Chimney Rock was a ghost town.

The clerk at the Motor Lodge told Greg that the town had been slowly dying over the years, after the copper mine closed back in the early 90s. The school had closed four years ago, and the stores were being boarding up one by one.

"So what brings you here?" the clerk asked as he handed back Greg's Visa card. "We don't get many visitors, nowadays."

"A funeral," he replied shortly.

"Oh, you must mean that schoolteacher… yeah, she left when the school closed. I'm surprised she didn't leave a long time before that."

"She felt it was her duty to stay. You know – for the kids."

"No money in duty," the clerk said with a laugh.

"Not much money in hotels, either, from the look of things around here," Greg said rather sharply.

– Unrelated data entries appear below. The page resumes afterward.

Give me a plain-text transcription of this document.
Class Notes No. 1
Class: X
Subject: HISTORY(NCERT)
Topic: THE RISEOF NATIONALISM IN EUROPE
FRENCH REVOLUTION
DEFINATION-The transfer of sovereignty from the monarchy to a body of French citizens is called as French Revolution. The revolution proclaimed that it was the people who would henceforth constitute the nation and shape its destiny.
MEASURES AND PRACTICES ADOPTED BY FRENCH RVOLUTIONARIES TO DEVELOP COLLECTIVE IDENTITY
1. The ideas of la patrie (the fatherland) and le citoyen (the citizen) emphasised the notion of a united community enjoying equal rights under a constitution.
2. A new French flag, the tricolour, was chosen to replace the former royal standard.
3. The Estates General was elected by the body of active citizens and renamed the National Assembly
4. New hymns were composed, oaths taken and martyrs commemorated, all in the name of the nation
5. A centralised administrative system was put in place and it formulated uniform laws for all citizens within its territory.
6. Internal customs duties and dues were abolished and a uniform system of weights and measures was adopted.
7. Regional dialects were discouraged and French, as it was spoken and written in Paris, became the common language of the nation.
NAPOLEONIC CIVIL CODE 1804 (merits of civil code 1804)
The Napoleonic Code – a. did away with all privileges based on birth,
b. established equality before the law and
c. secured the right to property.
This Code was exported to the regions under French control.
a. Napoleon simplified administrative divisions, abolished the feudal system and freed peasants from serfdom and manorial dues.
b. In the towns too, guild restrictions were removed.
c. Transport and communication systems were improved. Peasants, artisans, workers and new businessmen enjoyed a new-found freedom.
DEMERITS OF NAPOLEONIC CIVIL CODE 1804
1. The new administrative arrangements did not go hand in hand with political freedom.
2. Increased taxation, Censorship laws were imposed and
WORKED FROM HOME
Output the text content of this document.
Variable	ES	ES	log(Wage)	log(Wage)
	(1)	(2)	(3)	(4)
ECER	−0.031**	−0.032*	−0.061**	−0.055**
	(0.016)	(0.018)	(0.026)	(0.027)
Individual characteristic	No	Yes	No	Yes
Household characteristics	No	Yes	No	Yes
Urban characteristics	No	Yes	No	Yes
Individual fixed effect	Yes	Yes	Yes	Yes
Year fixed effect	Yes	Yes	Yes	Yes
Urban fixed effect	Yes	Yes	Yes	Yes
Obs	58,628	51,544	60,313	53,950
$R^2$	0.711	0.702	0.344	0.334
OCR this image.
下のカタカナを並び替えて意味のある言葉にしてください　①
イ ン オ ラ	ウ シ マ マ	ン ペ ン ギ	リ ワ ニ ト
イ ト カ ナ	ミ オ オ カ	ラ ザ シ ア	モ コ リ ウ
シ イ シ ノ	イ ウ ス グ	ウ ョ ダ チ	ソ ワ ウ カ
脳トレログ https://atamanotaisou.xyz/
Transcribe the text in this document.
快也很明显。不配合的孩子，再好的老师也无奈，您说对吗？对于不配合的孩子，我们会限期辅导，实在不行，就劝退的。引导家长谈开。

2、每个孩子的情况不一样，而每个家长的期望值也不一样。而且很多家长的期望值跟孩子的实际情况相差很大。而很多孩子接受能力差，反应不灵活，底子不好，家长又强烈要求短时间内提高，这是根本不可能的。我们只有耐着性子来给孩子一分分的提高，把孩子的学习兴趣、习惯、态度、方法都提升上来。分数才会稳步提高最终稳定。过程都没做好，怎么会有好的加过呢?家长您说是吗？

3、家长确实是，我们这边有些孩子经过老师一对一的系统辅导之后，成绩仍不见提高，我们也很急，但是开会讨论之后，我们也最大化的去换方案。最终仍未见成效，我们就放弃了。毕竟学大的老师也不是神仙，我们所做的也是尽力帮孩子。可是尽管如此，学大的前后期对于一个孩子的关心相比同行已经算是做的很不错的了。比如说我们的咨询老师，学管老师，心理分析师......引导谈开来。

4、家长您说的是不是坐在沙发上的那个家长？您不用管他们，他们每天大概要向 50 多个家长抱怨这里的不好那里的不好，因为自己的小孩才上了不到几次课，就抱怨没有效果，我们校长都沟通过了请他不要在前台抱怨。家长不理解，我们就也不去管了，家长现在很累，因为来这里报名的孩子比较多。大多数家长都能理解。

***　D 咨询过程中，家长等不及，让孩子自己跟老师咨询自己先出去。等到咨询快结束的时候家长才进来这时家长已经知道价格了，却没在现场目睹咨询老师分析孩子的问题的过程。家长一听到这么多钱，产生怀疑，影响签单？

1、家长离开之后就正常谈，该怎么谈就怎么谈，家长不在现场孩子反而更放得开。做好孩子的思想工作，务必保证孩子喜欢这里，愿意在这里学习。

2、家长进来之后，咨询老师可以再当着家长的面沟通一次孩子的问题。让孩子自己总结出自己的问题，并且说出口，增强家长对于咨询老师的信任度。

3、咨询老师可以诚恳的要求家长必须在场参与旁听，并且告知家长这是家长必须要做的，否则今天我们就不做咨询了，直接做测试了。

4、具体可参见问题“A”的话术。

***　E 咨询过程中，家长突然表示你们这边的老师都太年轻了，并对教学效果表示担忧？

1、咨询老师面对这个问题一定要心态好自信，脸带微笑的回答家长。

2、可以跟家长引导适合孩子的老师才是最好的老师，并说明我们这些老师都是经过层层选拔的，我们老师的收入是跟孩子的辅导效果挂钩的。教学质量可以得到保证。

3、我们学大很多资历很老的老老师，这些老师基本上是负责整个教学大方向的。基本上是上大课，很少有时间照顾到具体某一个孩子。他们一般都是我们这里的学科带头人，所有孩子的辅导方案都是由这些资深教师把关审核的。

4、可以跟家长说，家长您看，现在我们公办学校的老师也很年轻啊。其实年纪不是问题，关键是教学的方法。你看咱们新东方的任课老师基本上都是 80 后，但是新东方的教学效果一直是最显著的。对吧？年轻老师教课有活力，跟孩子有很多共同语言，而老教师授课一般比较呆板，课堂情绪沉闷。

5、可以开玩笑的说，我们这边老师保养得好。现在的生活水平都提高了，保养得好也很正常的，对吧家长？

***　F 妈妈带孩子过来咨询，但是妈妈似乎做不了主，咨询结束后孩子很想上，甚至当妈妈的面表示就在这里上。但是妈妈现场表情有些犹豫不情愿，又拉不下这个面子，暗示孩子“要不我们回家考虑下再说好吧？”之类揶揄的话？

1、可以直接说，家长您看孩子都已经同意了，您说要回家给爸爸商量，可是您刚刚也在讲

But the old man behind the counter only laughed some more.

"'Spect I'll be closing down and moving along too, pretty soon," he agreed. "Go live with my daughter and her husband out there in Tempe."

"Well, good luck to you," Greg said, collecting his key.

"You too, buddy. Room 105's the sixth door on your left when you walk out the door."

"Thanks."

"You bet. I'd say enjoy your stay, but under the circumstances – "

"Yeah. See you later."


Locating the room wasn't difficult, and soon he was fitting the key into the lock.

The blackout curtains were drawn against the afternoon desert sun, and so it was quite dark in the little motel room. It was nice and cool as well; Greg could hear the air conditioning unit running. He fumbled at the wall and found the lightswitch.

He left his briefcase and his one piece of luggage in the room, grabbed the little plastic ice bucket off of the bathroom counter and went back outside to the soda machine he'd passed on his way to the room. He bought two cans of Pepsi and filled up the ice bucket from the ice machine.

He returned to the little motel room, popped open a Pepsi, and sat down to call Doctor Hytner.

He gave his name to the lady who answered and was put on hold. He sipped his Pepsi as he waited and tried to decide whether he should tell the doctor about the feather and hair DNA.

"Hello?" a male voice said in his ear. "Gregory Bailey?"

"Yeah, that's me."

"I'm Joseph Hytner, and I saw those pictures you posted to VICAP."

"I heard. So what can you tell me about them, Doctor Hytner?"

"Call me Joseph. How much time do you have?"

Greg frowned. "As much time as you need, I guess. I'm here in Chimney Rock for a funeral tomorrow, and – "

"Chimney Rock?" Joseph repeated. "Oh boy."

"What?"

"Once upon a time, there was a homicide detective named Thomas Daggett. One day, he followed a murder investigation to Chimney Rock. He came back to LA raving about a War in Heaven, the Devil, and the Archangel Gabriel. You with me so far?"

"Yeah," Greg agreed, taking a deep breath. "I'm totally with you."